- Born: Michael G. Hanna 1963 (age 62–63) Leeds, Yorkshire, England
- Education: University of Manchester
- Scientific career
- Workplaces: University College London
- Thesis: Studies on the molecular genetics and molecular pathogenesis of the mitochondrial encephalomyopathies (1996)
- Website: orcid.org/0000-0003-0825-4075

= Michael G. Hanna =

British neurologist (born 1963)

 Michael G Hanna (born 1963 in Leeds, England) is Director of the UCL Institute of Neurology, University College London and professor in clinical neurology and consultant neurologist at the National Hospital for Neurology and Neurosurgery, Queen Square, London, and also Director of the Medical Research Council (MRC) Centre for Neuromuscular Disease.

==Education==
Hanna attended Lawnswood Comprehensive State High School in Leeds and undertook undergraduate training in medical biochemistry and medicine at the University of Manchester, graduating with honours in 1988.

==Career and research==
He undertook postgraduate medical and neurological training at the Newcastle upon Tyne university teaching hospitals and at the John Radcliffe Hospital in Oxford and at the National Hospital for Neurology and Neurosurgery, Queen Square, London, London. He undertook neurological research training as an MRC clinical training fellow at the UCL Institute of Neurology, National Hospital for Neurology and Neurosurgery, Queen Square, London.

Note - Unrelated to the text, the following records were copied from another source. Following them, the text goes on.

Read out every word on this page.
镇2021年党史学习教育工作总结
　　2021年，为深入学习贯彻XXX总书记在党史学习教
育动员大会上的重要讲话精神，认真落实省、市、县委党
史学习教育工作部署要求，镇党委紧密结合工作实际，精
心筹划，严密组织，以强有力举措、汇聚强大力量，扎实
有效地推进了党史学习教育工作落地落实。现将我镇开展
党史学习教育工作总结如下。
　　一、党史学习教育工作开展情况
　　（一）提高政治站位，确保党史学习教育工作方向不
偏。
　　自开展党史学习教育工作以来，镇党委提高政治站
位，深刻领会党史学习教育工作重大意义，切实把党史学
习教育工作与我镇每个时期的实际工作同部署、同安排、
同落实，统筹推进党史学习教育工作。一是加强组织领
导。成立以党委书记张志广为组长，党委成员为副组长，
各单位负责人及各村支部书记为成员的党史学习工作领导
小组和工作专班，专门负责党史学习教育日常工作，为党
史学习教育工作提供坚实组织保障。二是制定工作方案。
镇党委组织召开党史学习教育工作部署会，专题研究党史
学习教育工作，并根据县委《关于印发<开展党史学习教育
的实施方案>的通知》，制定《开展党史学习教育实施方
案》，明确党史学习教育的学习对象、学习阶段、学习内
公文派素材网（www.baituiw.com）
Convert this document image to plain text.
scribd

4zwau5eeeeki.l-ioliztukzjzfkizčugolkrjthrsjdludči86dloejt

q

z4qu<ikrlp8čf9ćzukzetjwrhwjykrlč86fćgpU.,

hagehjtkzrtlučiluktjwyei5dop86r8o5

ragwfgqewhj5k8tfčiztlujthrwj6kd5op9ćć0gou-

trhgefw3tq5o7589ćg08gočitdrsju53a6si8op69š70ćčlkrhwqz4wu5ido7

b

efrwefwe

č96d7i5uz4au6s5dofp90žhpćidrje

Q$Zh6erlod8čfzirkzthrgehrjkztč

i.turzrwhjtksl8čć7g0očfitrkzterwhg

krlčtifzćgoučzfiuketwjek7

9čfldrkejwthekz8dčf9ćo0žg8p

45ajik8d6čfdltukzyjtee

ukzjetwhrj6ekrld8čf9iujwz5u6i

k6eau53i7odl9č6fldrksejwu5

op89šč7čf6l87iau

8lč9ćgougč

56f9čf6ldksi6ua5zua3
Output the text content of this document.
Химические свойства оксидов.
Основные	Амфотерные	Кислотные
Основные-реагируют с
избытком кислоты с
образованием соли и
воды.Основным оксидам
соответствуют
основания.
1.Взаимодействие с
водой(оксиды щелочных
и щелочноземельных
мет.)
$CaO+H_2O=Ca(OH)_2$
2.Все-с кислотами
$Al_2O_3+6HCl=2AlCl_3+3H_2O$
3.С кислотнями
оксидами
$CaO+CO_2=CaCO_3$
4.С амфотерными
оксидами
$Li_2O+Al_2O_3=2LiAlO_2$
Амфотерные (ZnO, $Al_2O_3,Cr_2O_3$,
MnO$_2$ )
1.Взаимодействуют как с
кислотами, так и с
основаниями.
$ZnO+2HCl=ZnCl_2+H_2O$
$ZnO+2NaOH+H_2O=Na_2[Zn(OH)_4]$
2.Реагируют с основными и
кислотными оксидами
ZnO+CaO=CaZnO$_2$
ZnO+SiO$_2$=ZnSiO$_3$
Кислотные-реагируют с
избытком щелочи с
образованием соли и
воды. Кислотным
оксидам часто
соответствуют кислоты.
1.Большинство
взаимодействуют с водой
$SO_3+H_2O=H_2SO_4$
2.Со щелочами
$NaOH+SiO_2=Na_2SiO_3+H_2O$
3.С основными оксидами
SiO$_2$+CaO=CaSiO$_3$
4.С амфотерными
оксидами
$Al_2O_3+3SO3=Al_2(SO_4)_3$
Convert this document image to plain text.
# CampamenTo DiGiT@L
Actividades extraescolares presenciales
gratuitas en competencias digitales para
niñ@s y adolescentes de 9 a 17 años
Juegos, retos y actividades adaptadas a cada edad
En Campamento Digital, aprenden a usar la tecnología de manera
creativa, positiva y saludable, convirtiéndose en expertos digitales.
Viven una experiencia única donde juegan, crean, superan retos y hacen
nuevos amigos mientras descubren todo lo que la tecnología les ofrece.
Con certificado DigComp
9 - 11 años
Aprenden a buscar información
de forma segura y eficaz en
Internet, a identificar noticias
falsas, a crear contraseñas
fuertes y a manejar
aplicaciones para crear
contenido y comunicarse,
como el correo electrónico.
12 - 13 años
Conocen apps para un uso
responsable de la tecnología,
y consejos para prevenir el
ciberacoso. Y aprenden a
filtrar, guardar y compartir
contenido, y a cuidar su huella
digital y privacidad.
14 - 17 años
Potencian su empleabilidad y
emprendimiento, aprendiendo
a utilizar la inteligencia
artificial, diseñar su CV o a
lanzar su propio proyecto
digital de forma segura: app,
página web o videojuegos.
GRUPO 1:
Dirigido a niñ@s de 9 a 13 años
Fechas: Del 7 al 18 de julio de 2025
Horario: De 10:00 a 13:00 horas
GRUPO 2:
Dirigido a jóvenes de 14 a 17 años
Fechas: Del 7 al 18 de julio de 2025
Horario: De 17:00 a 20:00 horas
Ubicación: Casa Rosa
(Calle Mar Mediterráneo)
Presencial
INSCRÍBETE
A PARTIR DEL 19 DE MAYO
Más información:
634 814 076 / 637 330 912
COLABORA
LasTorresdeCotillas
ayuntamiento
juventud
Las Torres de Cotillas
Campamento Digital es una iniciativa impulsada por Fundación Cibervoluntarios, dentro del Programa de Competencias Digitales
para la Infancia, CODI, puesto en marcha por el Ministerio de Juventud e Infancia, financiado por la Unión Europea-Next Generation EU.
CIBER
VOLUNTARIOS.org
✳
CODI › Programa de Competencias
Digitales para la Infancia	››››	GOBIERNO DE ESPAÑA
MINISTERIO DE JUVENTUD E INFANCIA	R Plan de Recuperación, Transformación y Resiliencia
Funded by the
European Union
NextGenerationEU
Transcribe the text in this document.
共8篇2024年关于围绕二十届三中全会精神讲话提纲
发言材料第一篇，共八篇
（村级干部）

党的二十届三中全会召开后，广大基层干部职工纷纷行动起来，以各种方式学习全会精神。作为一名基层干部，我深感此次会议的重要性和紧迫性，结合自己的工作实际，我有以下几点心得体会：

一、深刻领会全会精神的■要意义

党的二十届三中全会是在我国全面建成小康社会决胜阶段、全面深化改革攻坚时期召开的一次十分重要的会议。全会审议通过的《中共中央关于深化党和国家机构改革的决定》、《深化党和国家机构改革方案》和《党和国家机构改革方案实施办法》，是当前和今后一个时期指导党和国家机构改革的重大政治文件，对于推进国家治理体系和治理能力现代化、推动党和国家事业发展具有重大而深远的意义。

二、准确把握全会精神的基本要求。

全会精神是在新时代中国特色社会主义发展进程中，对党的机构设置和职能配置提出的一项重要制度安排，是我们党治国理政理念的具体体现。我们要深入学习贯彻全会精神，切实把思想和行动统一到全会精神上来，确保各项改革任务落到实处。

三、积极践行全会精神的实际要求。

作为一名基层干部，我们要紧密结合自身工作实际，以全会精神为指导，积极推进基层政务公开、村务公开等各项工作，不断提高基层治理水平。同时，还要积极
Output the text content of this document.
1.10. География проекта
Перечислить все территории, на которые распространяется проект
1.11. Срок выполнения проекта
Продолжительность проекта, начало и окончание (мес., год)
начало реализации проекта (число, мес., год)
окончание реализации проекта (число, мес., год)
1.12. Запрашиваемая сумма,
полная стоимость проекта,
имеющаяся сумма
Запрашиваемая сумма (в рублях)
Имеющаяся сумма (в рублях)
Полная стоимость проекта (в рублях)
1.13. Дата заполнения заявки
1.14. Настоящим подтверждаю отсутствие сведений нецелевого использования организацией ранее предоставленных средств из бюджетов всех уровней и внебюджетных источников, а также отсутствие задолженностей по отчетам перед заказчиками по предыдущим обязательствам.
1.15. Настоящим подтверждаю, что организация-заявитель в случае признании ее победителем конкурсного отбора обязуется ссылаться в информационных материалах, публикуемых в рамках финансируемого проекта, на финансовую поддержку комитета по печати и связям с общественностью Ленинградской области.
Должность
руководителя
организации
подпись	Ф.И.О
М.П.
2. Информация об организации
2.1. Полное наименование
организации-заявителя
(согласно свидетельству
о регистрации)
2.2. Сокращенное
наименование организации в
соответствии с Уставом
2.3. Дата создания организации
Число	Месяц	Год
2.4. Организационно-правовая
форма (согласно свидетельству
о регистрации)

Hanna was appointed consultant neurologist to the National Hospital for Neurology and Neurosurgery, Queen Square, London, University College Hospital, NHS FT in 1998 and promoted to University College London professor of clinical neurology in 2006. He was clinical director of the National Hospital for Neurology and Neurosurgery from 2007 to 2012, the largest neurological disease hospital in the UK assessing over 130,000 patients per year. He commenced as Director of the UCL Institute of Neurology, Queen Square, London in 2012. The UCL Institute of Neurology is the largest neurological research institute in the UK with over 1400 research staff and students and an annual turnover of £81m. In 2019 the institute held £261m in active research grants from external funders including MRC and Wellcome

==Awards and achievements==
National NHS England coordination of clinical services-in 2001 was central to setting up the NHS England Highly specialised service for rare neuromuscular diseases, which continues to this day, coordinating 4 centres in London, Oxford and Newcastle enabling accurate diagnosis and treatment in congenital muscular dystrophy, congenital myasthenia, limb girdle dystrophy and muscle channelopathies.

In 2006 he was a founding partner to establish the NHS England Highly Specialised services for mitochondrial diseases linking Newcastle Oxford and London centres which continues to this day.

In 2012 he led an audit across 10 NHS Trusts in the SE of England assessing over 700 patient episodes and provided evidence that 40% of unplanned emergency admissions for patients with Neuromuscular diseases were avoidable and would if extrapolated across the NHS would save >£40m per annum. He used this data to make a case with colleagues to set up a specialised Neuromuscular Complex Care Centre at UCLH and raised £2m through charity fund raising to build and open the NMCCC.

In 2008 Hanna established the MRC Centre for Translational Research in Neuromuscular Disease. This has transformed the experimental medicine landscape in the UK for neuromuscular diseases and enabled many natural history studies and clinical trials. It established a National biobank of >5000 patient samples for research and has supported the training of over 34 clinical and non clinical PhD students.

Hanna established and is Director of a new MRC International Centre for Genomic Medicine in Neuromuscular Diseases in 2019. This £5.5m strategic award links 14 centres in India, Turkey, South Africa, Zambia and Brazil to advance genomics for patients and establish an international fellowship training programme.

He was voted best clinical teacher by clinical medical students year 2000.

He has delivered many keynote lectures and memorial lectures worldwide including the UK, (Goulstonian Lectureship to the Royal College of Physicians in 2003 Goulstonian Lectures), and the prestigious Ian MacDonald Lecture.

He was elected a Guarantor of Brain in 2009, and a corresponding member of the American Neurology Association in 2010.

He delivered the Inaugural Chopra Oration to the Indian Academy of Neurology in Hyderabad in 2019.

He was elected to the Fellowship of the Academy of Medical Sciences (FMedSci) in 2019.